Казанцев в роли миротворца выступить не успел – Сермяжный вновь заговорил, причем весьма заносчиво:
– Вы, любезный Петр Васильевич, ничего, ровно ничего в наших военных доблестях не понимаете, вы человек статский, а потому не извольте мешаться, коли вас не спрашивают. Целоваться же и миловаться вон со своей женой ступайте, сидите рядом с ней, словно к юбкам ее притороченный, сие вам более пристало при натуре вашей, Филемона при Бавкиде напоминающей!
– Что?! – набычился и покраснел обычно тишайший Свейский. – Да вы никак на новую дуэль нарываетесь? Я пусть и не пристреливался по движущимся чеченским мишеням, однако же охотник с малолетства, и стрелок преизрядный: птицу бью влет, белке попадаю точно в глаз, а значит, голову любому оскорбителю продырявлю – и не охну при том!
– Господа, господа! – развел руками Казанцев, изумленно наблюдающий за тем, как из крохотной искорки вновь разгорается неистовый пламень. – Позвольте наконец воззвать к вашему благоразумию, покуда вы тут друг друга из-за пустяков не убили!
– Убили! – эхом отозвался чей-то голос. – Без ножа зарезали! Обесчестили! По миру пустили!
Казанцев, а вслед за ним и Охотников со Свейским и Сермяжным, напоминающие троицу нахохленных петухов, обернулись к входным дверям и с изумлением узрели человека лет пятидесяти почтенной наружности, только очень бледного, словно бы мукой обсыпанного, на манер театрального Пьеро, одетого хоть не в белый его балахон с длинными рукавами, но тоже отнюдь не пригодно для появления в обществе. Он был в благообразных ночных одеяниях, то есть в исподниках и накинутом поверх ночной рубахи архалуке, исполнявшем, по-видимому, роль домашнего халата. На голове сего господина чудом удерживался ночной колпак с кисточкой, напоминающий феску, только не красный, а желтый в полоску, а на ногах были турецкие туфли без задников и с загнутыми носами. Ну да, хоть и воевала Россия с Турцией да кавказцами беспрестанно, а все ж мода на восточное, особенно в домашней одежде, не искоренялась. Оставалось только диву даваться, как он шел в таком виде по улице… Ночь, конечно, на дворе претемная, а все же не комильфо… Да уж не сумасшедший ли?!
– Боже мой, да ведь это Алексей Васильевич Сосновский! – изумленно воскликнул Свейский, и только тогда Казанцев в этом бледном, потрясенном господине узнал своего будущего тестя, то есть человека, которого он тестем называть ни в коем случае не хотел бы, несмотря на то что оный был бы чувствительно рад им зваться и другой участи для себя не желал… Впрочем, не станем вдаваться в сии подробности, они только уводят нить нашего повествования в сторону, а между тем, судя по крайнему отчаянию на лице Сосновского, дела его обстояли очень плохо.

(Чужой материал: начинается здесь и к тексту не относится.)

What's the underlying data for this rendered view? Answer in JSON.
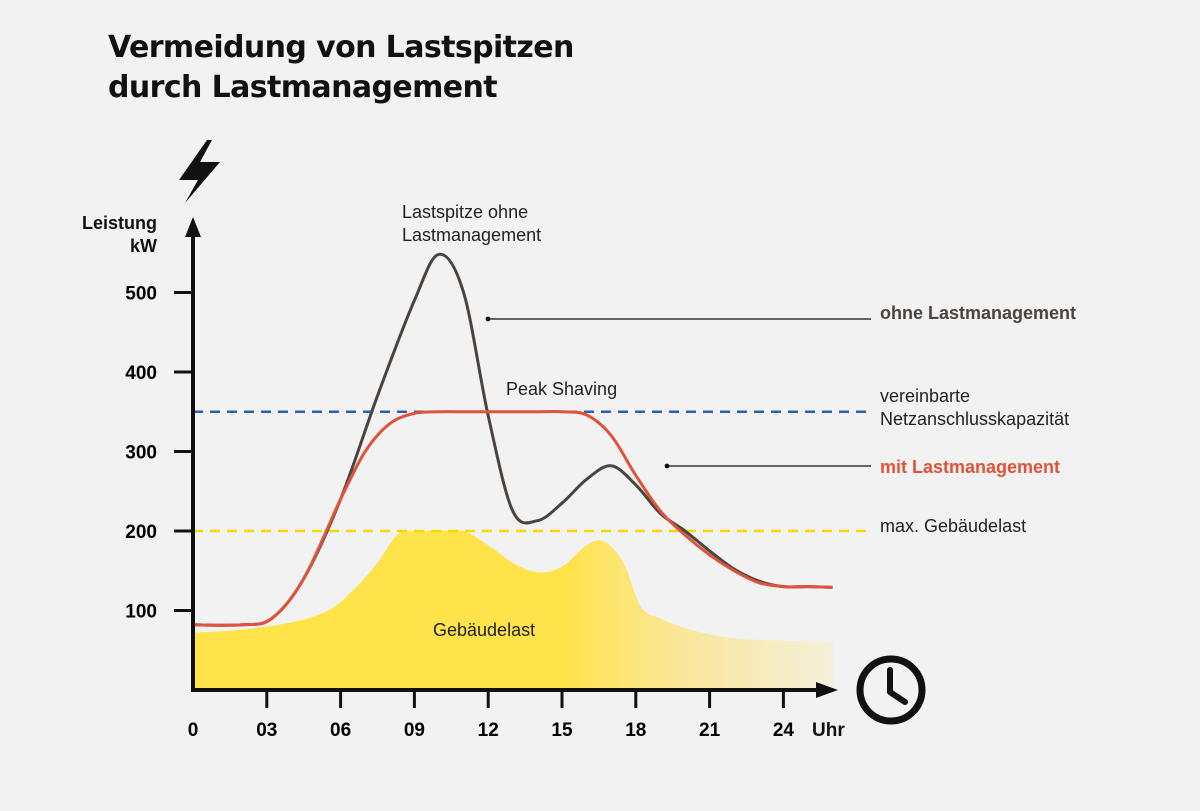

– Что случилось, Алексей Васильевич? – подступил к нему Свейский, и в словах его было столько сочувствия, а в выражении лица и жестах – столько неподдельной доброты, что Сосновский смог собраться с силами и дрожащим голосом вымолвить:
– Украли! Украли дочь мою!
Случается, конечно, что после врачевания больной чувствует себя даже хуже, чем до оного. Случается, услуги лекарские оборачиваются не столько в пользу, сколько во вред. Марья Романовна Любавинова вообще хворала так редко, что с докторами почти не зналась. Одна-две микстурки, выпитые за всю ее жизнь более из любопытства, чем по острой необходимости, знатоком медицины ее, конечно, не сделали. Однако даже и она, при всем своем невежестве, прекрасно понимала, что ежели больной после врачебного обиходу вдруг обезножевает, теряет способность к владению членами, делается недвижен, точно колода, ежели он к тому же слепнет и звука издать не в силах, а в голове его муть мутная воцарилась, значит сие одно из двух: либо дни его уже отмерены, либо лекарь нехорош и надобно срочно звать другого. Пожалуй, Марья Романовна так и поступила бы, когда б могла хоть слово молвить или шевельнуть рукой или ногой. Однако из всех чувств, дарованных Творцом человеку, при ней отныне оставался только слух. Даже памятью своей она сейчас почти не владела: только и брезжило в ней мутное воспоминание о какой-то лютой боли, скручивающей ее нутро, да о мрачном темноглазом лице, вдруг явившемся ради облегчения сей боли, но вместо этого ввергнувшем Машу в бездну неподвижности. Еще отчего-то приходил ей на память испуганный Наташин крик и Лушенькино угодливое хихиканье, но чем была так напугана Наташа и перед кем угодничала Лушенька – сего Маше припомнить никак не удавалось.